I need to be looking at the Author and Perfecter of our faith. Philippians 2 is thought to be a poem/hymn of the early church regarding the attitude of Christ. Apparently, they were having some of the same issues then as we are still inclined to have today (everyone together now: “human condition”).

“Therefore, if there is any encouragement in Christ, any comfort provided by love, any fellowship in the Spirit, any affection or mercy, complete my joy and be of the same mind, by having the same love, being united in spirit, and having one purpose. Instead of being motivated by selfish ambition or vanity, each of you should, in humility, be moved to treat one another as more important than yourself. Each of you should be concerned no only about your own interests, but about the interests of others as well.

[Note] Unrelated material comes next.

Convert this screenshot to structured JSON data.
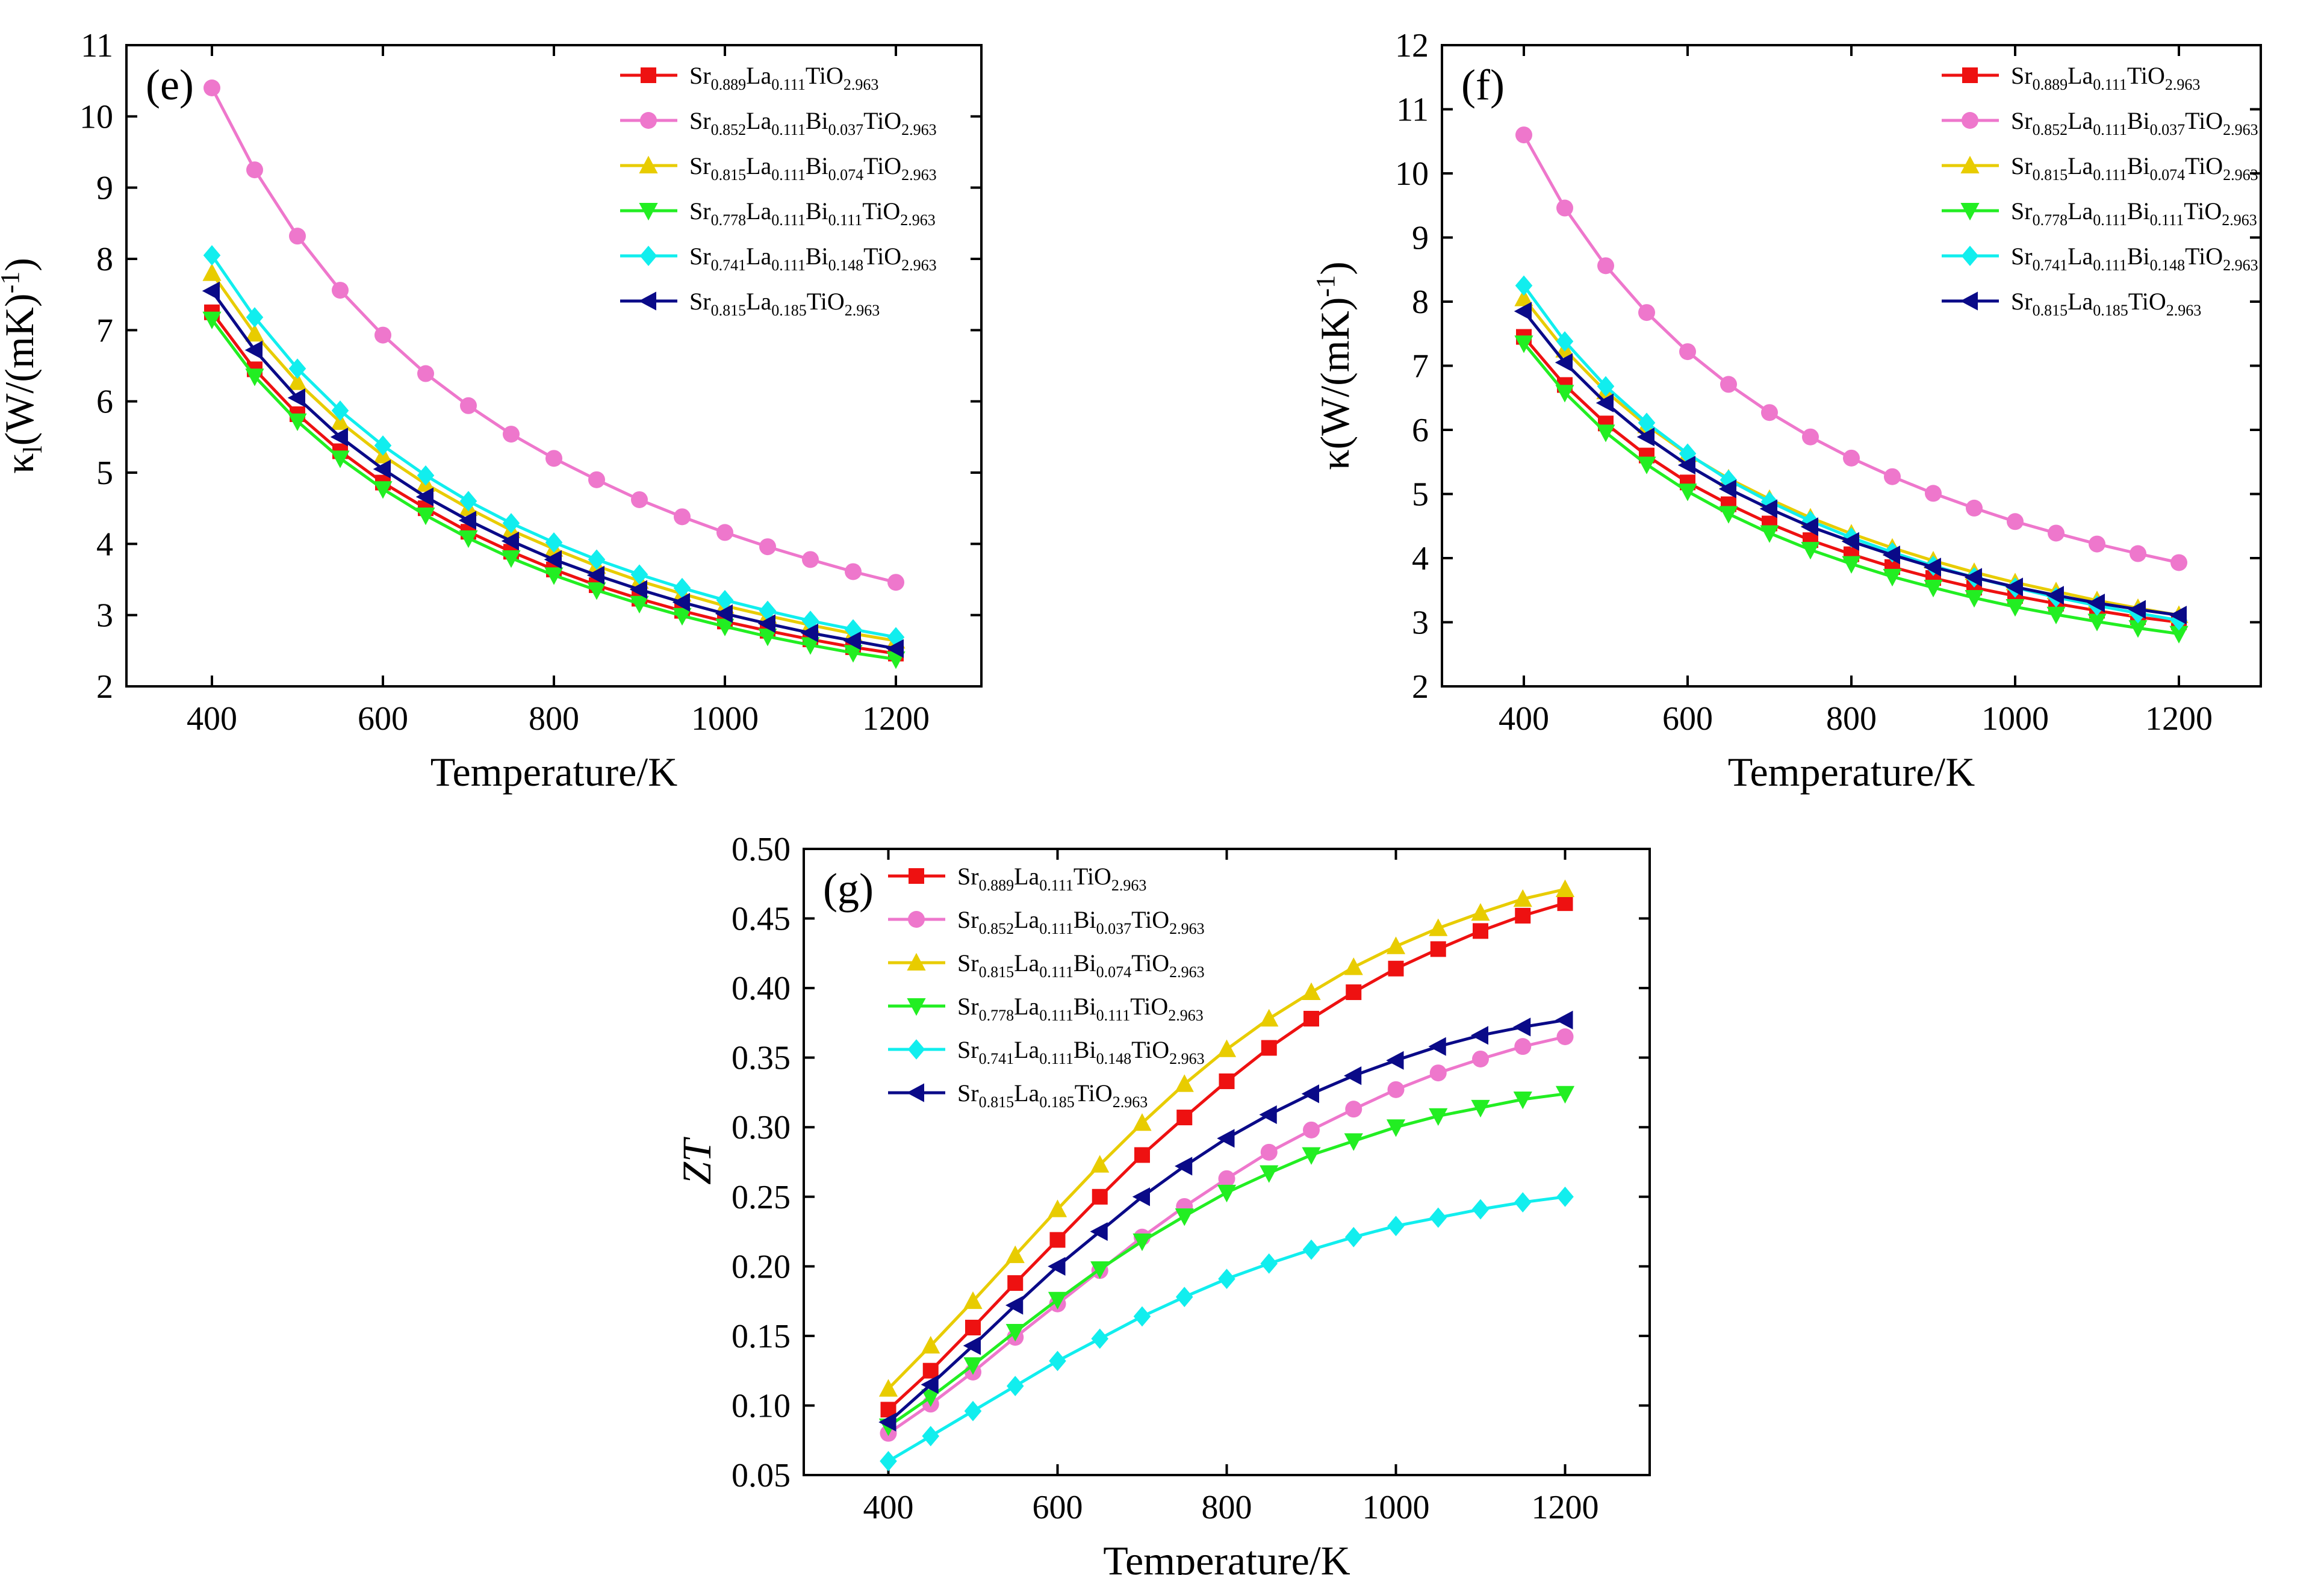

You should have the same attitude toward one another that Christ Jesus had,
Who though He existed in the form of God
did not regard equality with God
as something to be grasped,
but emptied Himself
by taking on the form of a slave,
by looking like other men,
and by sharing in human nature.
He humbled Himself,
By becoming obedient to the point of death
- even death on a cross!
…to the glory of God the Father.”


We should take advice from our wise philosophical predecessor, Socrates, who was attributed to saying, “as for me, all I know is that I know nothing.” If a dude that wise still had so much humility, then I need to bow my head and admit the truth: the universe is limitless, the human soul is infinitely deep, I can’t even remember the summary of the history of human knowledge (and still have trouble with mental math), and hail Mary, this God we serve… wow, there is only a “receding hall of mirrors” of language to describe Him - He’s so “other!” The truth is truer than I thought - I know nothing.

So there really is an ugly side to academics besides defending one’s thesis and having one’s mind ravished during an ungodly oral exam. If you find this preachy or judgmental, please understand, it’s meant to offend my crime first.

Also, this is not a gift basket of empty rhetoric seeping with an over-abundance of pathetic pathos that simply says, “Oy vey iz mir! I can’t help myself for treating you like a peasant.” Instead, it seriously is a reality check for how I’ve been treating the very people around me who have made the past four years of my life not only livable, but bountifully adventurous. May my apologies only be counted sincere by the way I love you from this point forward.

Comments

Rebecca said…
*raises hand* guilty. I love how you reference the Anchorites, because that's what I feel I've been for a few years now. I had this reality check last summer, just in time to sort of save my senior year from utter misery and relational suicide... but still, I wonder what the first three years would have been like had I realized sooner that amigos y, si, los personas que no me encanta... son mas importante que mis grados. opa. catch all that? I got so caught up in trying to understand the knowledge that I forgot how to understand people -- and speak their language. I'm so tired of speaking academic-ese. Time to learn how to be a regular person again.